Roberts v. Drinkard

60 Ky. 309 | Ky. Ct. App. | 1860

JUDGE DUVALL

delivered the opinion op the court :

This was a proceeding in equity to attach a debt alleged to have been owing by Roberts to R. P. Drinkard, on the ground that the latter was a non-resident. Roberts was not only summoned as a garnishee,but was made a defendant in the action, and answered as such. His answer disclosed substantially this state of fact: That he had bought from Drinkard his interest in a tract of land which had been owned by his father, supposed to contain 144 .acres, in which the interest of Drinkard was one-twelfth part undivided, subject to the claim of the widow to dower; that Roberts was to pay for this interest $40 per acre, of. which he had paid $200, and was to pay the balance “whenever the defendant got title and possession of the said interest, at which time the exact quantity of the land would be known; the defendant will owe his co-defendant about $280 more on said land when he gets title and possession, if the land holds out 12 acres, as they suppose it will.”-

The plaintiff admitted the truth of this answer, and thereupon, without other proof, the court rendered a judgment, in which, after ascertaining the amount of the plaintiff’s demand, it is recited that “ defendant, Roberts will be indebted *310to defendant Drinkard in a larger sum than the above, but the same is not yet due, therefore it is adjudged that defendant Roberts pay to plaintiff his debt and costs, and when paid the same to be in discharge of the plaintiff’s demand,” &c. “Plaintiff shall not have execution until further order.”

This judgment is fatally erroneous.

1. The case was not in a condition, at the time of the submission, for any final order or judgment. The amount of the debt which Roberts would owe Drinkard, and the period at which it would become payable, were uncertain, both depending upon the future contingencies stated in the answer.

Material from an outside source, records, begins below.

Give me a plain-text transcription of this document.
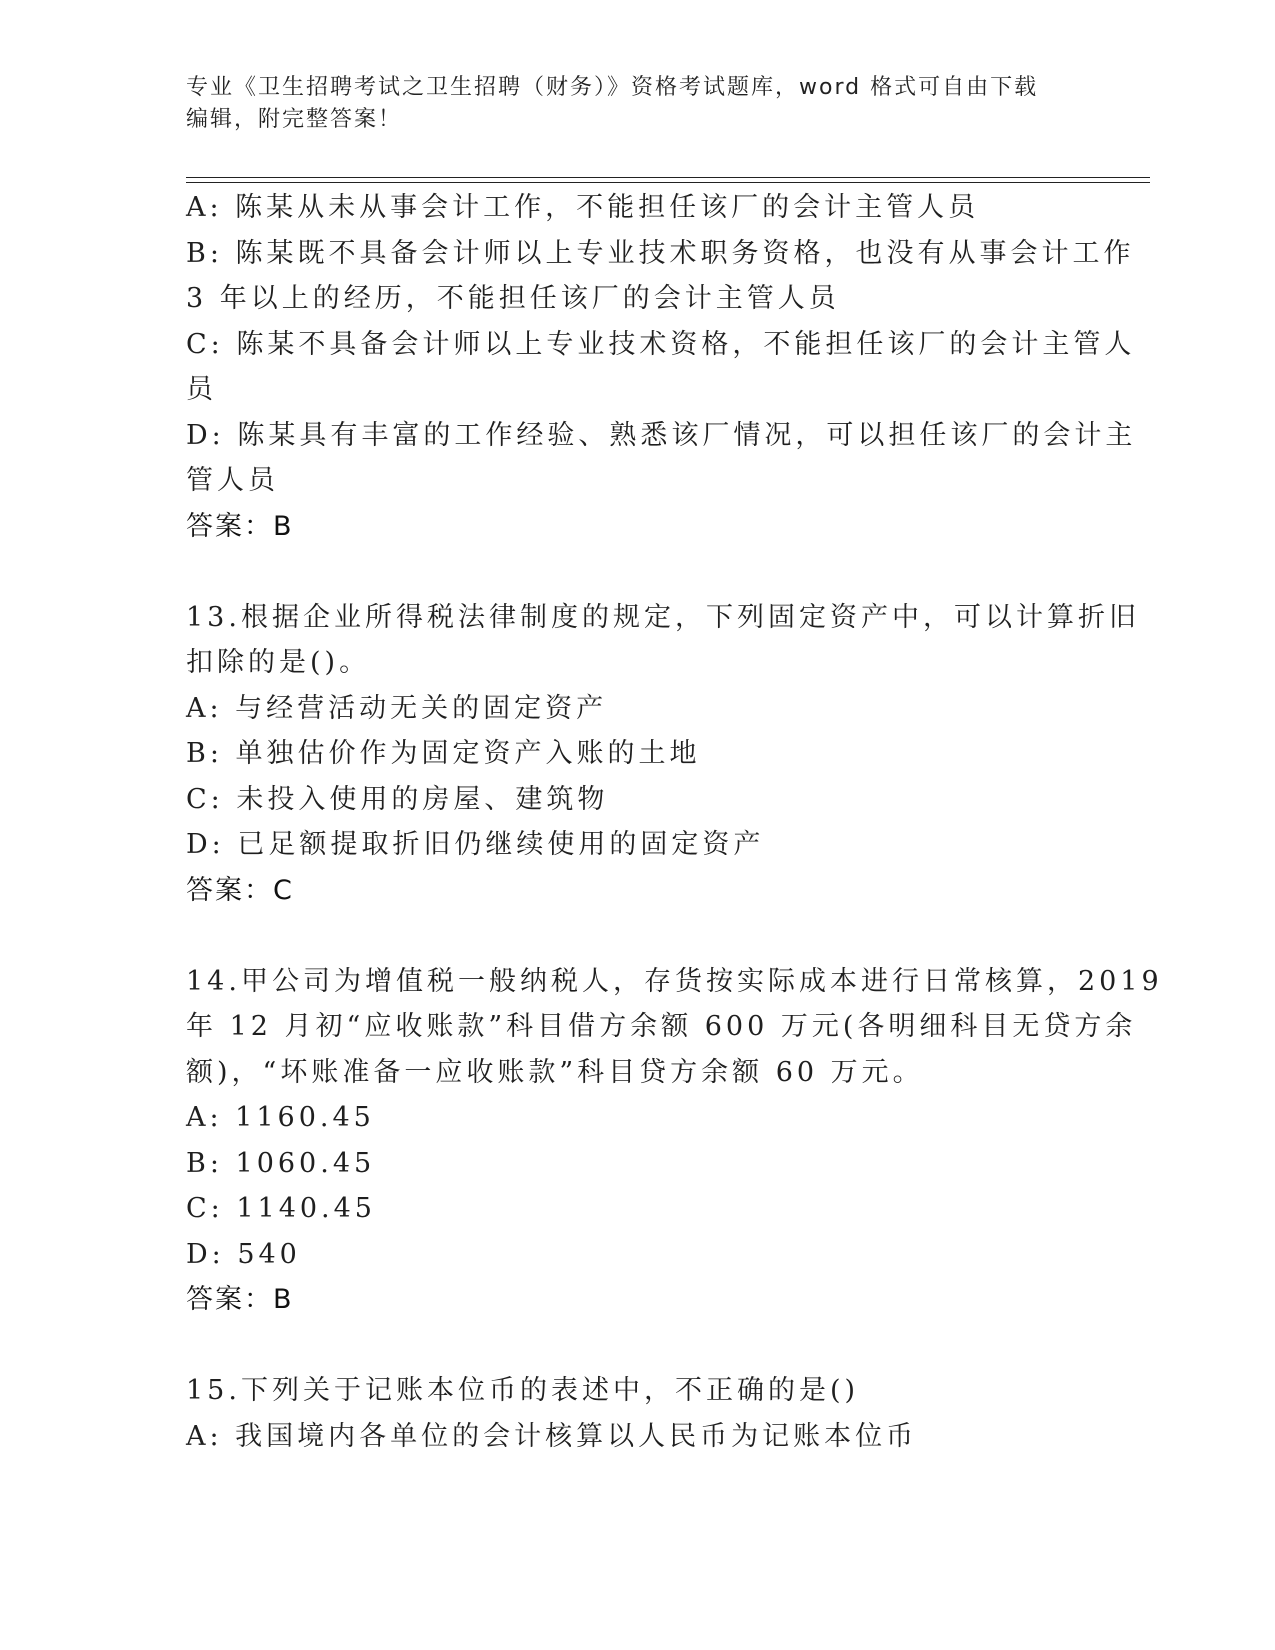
专业《卫生招聘考试之卫生招聘（财务）》资格考试题库，word 格式可自由下载
编辑，附完整答案！
A: 陈某从未从事会计工作，不能担任该厂的会计主管人员
B: 陈某既不具备会计师以上专业技术职务资格，也没有从事会计工作
3 年以上的经历，不能担任该厂的会计主管人员
C: 陈某不具备会计师以上专业技术资格，不能担任该厂的会计主管人
员
D: 陈某具有丰富的工作经验、熟悉该厂情况，可以担任该厂的会计主
管人员
答案：B
13.根据企业所得税法律制度的规定，下列固定资产中，可以计算折旧
扣除的是()。
A: 与经营活动无关的固定资产
B: 单独估价作为固定资产入账的土地
C: 未投入使用的房屋、建筑物
D: 已足额提取折旧仍继续使用的固定资产
答案：C
14.甲公司为增值税一般纳税人，存货按实际成本进行日常核算，2019
年 12 月初“应收账款”科目借方余额 600 万元(各明细科目无贷方余
额)，“坏账准备一应收账款”科目贷方余额 60 万元。
A: 1160.45
B: 1060.45
C: 1140.45
D: 540
答案：B
15.下列关于记账本位币的表述中，不正确的是()
A: 我国境内各单位的会计核算以人民币为记账本位币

It is clear, then-, that the court had no power to render a personal and final judgment against the defendant for a fixed and certain sum, which was not then due, and might never become due, according to the record as it then stood. The court in such a state of case, could have done nothing more than to make such interlocutory order in the form of an injunction or otherwise, as would have protected the rights of the plaintiff, retaining control of the case for such further and final judgment as the facts afterwards to be developed, and shown by additional pleadings, might have authorized. The error is not cured by the provision made in the judgment that the plaintiff should not have execution until further order. The judgment was unauthorized, and therefore prejudicial to the rights of Roberts, and the order for execution might have been made at any time without notice to him. He is therefore entitled to a reversal of the judgment.

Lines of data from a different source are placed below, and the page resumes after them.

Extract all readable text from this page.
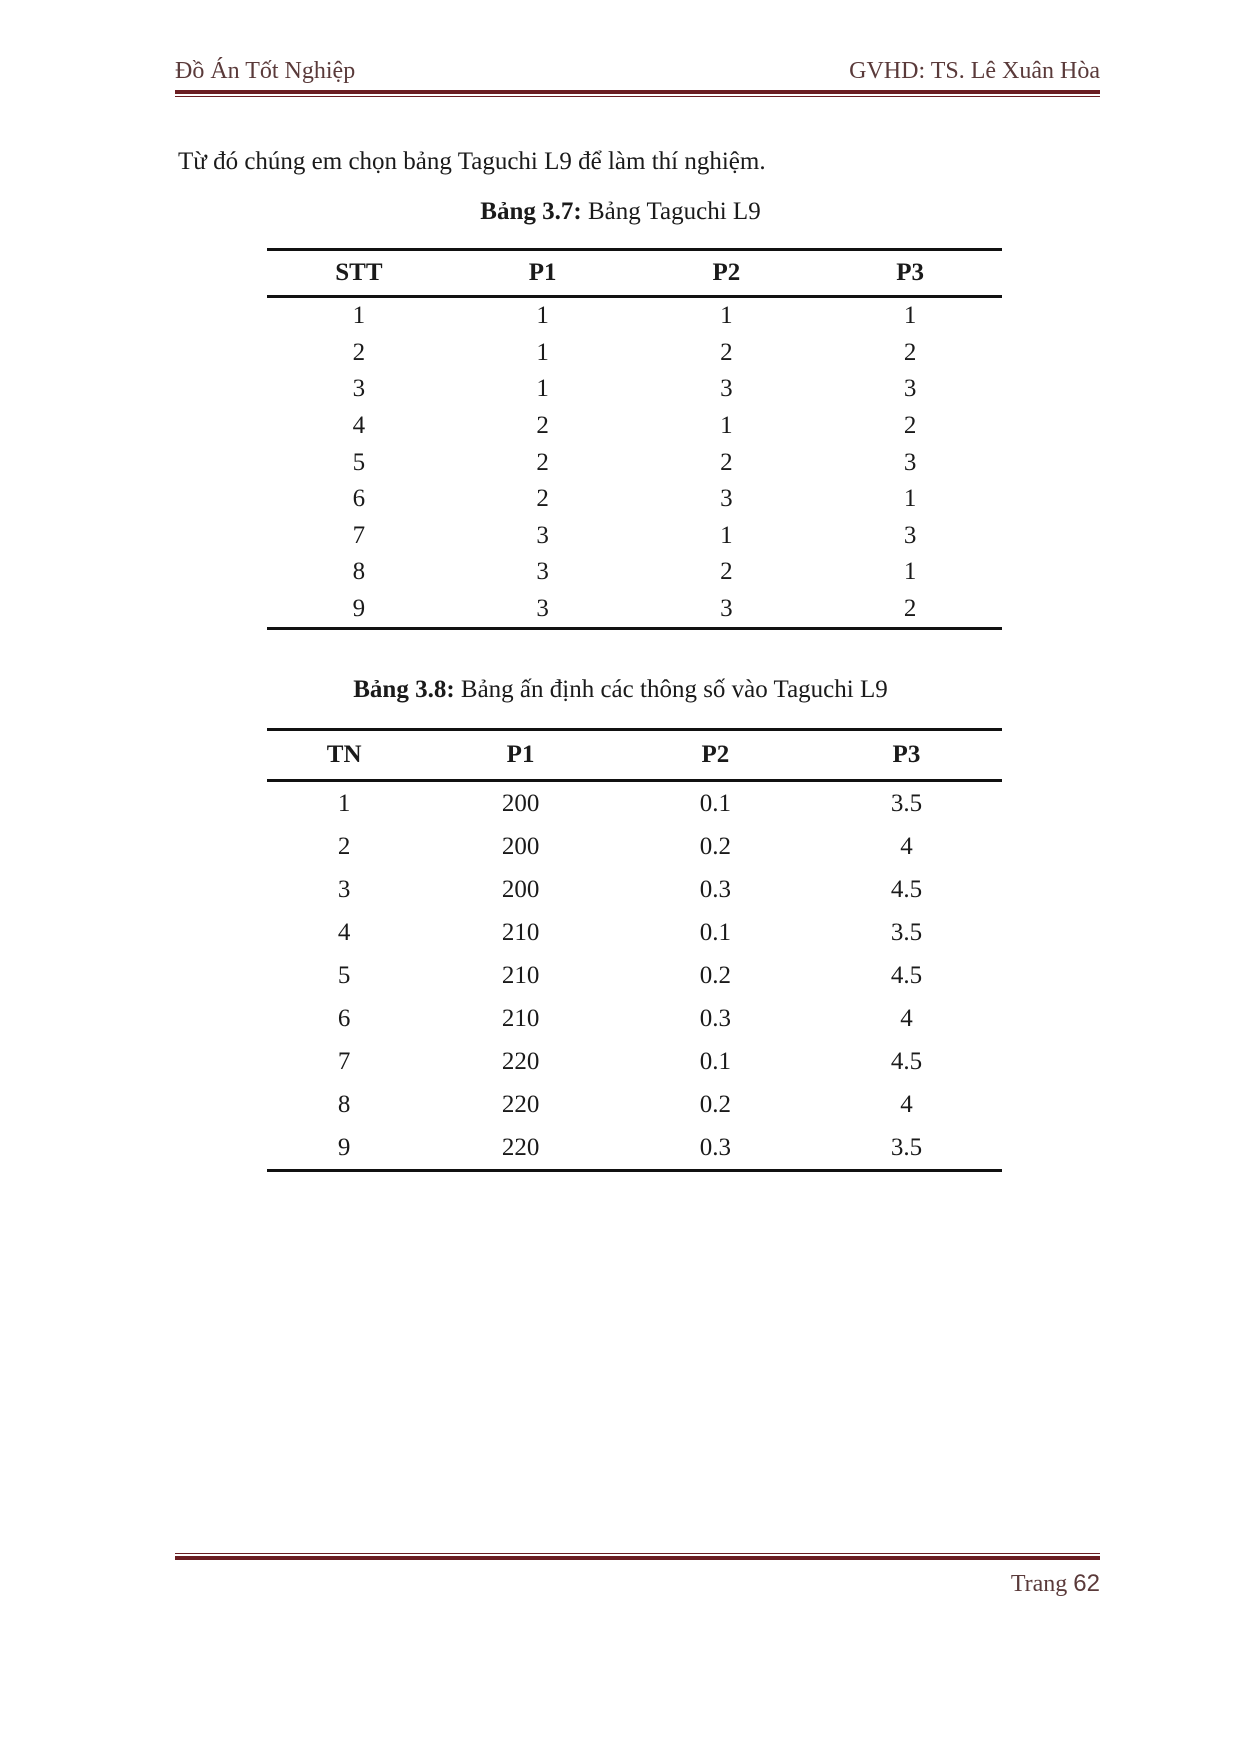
Đồ Án Tốt Nghiệp	GVHD: TS. Lê Xuân Hòa
Từ đó chúng em chọn bảng Taguchi L9 để làm thí nghiệm.
Bảng 3.7: Bảng Taguchi L9
STT	P1	P2	P3
1	1	1	1
2	1	2	2
3	1	3	3
4	2	1	2
5	2	2	3
6	2	3	1
7	3	1	3
8	3	2	1
9	3	3	2
Bảng 3.8: Bảng ấn định các thông số vào Taguchi L9
TN	P1	P2	P3
1	200	0.1	3.5
2	200	0.2	4
3	200	0.3	4.5
4	210	0.1	3.5
5	210	0.2	4.5
6	210	0.3	4
7	220	0.1	4.5
8	220	0.2	4
9	220	0.3	3.5
Trang 62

2. His response to the rule presented a valid defense. According to a fair and equitable construction of his contract with his vendor, Roberts can only be held bound to pay for one-twelfth of the aggregate value of the 93f acres of land, at the price of $40 per acre. This construction of the contract is consistent with its terms, and with the evident intention of the parties. Roberts is also entitled to a deduction for the rents claimed to have been received by Drinkard, and also for a reasonable attorney’s fee, and of course will be liable for the one-twelfth of the part allotted to the widow for dower when he shall obtain the title and possession.

*311Both the judgments are therefore reversed,' and the. cause remanded for further pleadings, preparation, and proceedings in conformity with this opinion.